Any suitable services can be used for storage such as, for example, Amazon Web Services, memory of the computing system, cloud storage, a server, or other computer-readable storage.
Input/output devices according to the invention may include one or more of a display unit (e.g., a liquid crystal display (LCD) or a cathode ray tube (CRT) monitor), an alphanumeric input device (e.g., a keyboard), a cursor control device (e.g., a mouse or trackpad), a disk drive unit, a signal generation device (e.g., a speaker), a touchscreen, a button, an accelerometer, a microphone, a cellular radio frequency antenna, a network interface device, which can be, for example, a network interface card (NIC), Wi-Fi card, or cellular modem, or any combination thereof.
One of skill in the art will recognize that any suitable development environment or programming language may be employed to implement the methods described herein.
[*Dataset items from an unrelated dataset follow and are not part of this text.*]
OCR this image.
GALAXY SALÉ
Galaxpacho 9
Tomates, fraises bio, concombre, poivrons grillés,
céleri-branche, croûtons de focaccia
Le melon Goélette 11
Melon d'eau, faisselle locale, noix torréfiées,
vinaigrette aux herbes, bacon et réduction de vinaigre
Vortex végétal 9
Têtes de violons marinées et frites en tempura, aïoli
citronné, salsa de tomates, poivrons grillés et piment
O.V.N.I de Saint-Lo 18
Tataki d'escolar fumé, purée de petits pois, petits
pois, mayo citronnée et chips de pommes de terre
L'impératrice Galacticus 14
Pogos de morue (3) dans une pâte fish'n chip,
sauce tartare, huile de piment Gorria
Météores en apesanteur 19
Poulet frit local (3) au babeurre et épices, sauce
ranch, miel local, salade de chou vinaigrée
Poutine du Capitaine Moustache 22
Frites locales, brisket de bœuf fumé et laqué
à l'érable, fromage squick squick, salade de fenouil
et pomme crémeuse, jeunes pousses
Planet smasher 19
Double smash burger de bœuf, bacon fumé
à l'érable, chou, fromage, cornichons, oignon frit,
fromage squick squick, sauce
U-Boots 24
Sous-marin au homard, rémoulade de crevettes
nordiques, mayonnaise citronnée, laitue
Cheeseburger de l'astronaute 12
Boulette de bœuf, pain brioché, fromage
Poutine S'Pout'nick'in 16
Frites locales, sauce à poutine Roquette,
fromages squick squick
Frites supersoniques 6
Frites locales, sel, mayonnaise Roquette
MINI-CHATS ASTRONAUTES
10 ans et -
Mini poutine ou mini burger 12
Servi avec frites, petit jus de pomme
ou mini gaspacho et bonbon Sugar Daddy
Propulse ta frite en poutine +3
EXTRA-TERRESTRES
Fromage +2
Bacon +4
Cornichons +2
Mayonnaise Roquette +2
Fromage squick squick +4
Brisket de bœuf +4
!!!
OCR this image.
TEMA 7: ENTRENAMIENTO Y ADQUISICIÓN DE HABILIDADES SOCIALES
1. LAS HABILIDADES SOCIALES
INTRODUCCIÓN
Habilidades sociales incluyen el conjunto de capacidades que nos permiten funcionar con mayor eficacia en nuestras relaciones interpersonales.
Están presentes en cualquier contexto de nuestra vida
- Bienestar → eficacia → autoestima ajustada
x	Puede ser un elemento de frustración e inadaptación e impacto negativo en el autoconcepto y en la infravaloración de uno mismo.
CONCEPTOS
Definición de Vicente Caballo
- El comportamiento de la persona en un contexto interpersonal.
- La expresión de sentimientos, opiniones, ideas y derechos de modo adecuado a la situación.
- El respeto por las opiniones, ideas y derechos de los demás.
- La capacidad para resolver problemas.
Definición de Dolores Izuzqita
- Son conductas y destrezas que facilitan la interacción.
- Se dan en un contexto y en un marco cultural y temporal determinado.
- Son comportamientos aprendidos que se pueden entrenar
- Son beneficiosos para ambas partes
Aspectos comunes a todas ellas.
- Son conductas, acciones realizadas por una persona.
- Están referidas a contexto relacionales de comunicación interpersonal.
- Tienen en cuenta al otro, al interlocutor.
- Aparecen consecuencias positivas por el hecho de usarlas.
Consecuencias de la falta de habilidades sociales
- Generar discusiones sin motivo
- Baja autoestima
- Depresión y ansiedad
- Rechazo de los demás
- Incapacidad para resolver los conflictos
For example, methods herein can be implemented using Perl, Python, C++, C#, Java, JavaScript, Visual Basic, Ruby on Rails, Groovy and Grails, or any other suitable tool. For a mobile device, it may be preferred to use native xCode or Android Java.
References and citations to other documents, such as patents, patent applications, patent publications, journals, books, papers, web contents, have been made throughout this disclosure. All such documents are hereby incorporated herein by reference in their entirety for all purposes.
Various modifications of the invention and many further embodiments thereof, in addition to those shown and described herein, will become apparent to those skilled in the art from the full contents of this document, including references to the scientific and patent literature cited herein. The subject matter herein contains important information, exemplification and guidance that can be adapted to the practice of this invention in its various embodiments and equivalents thereof.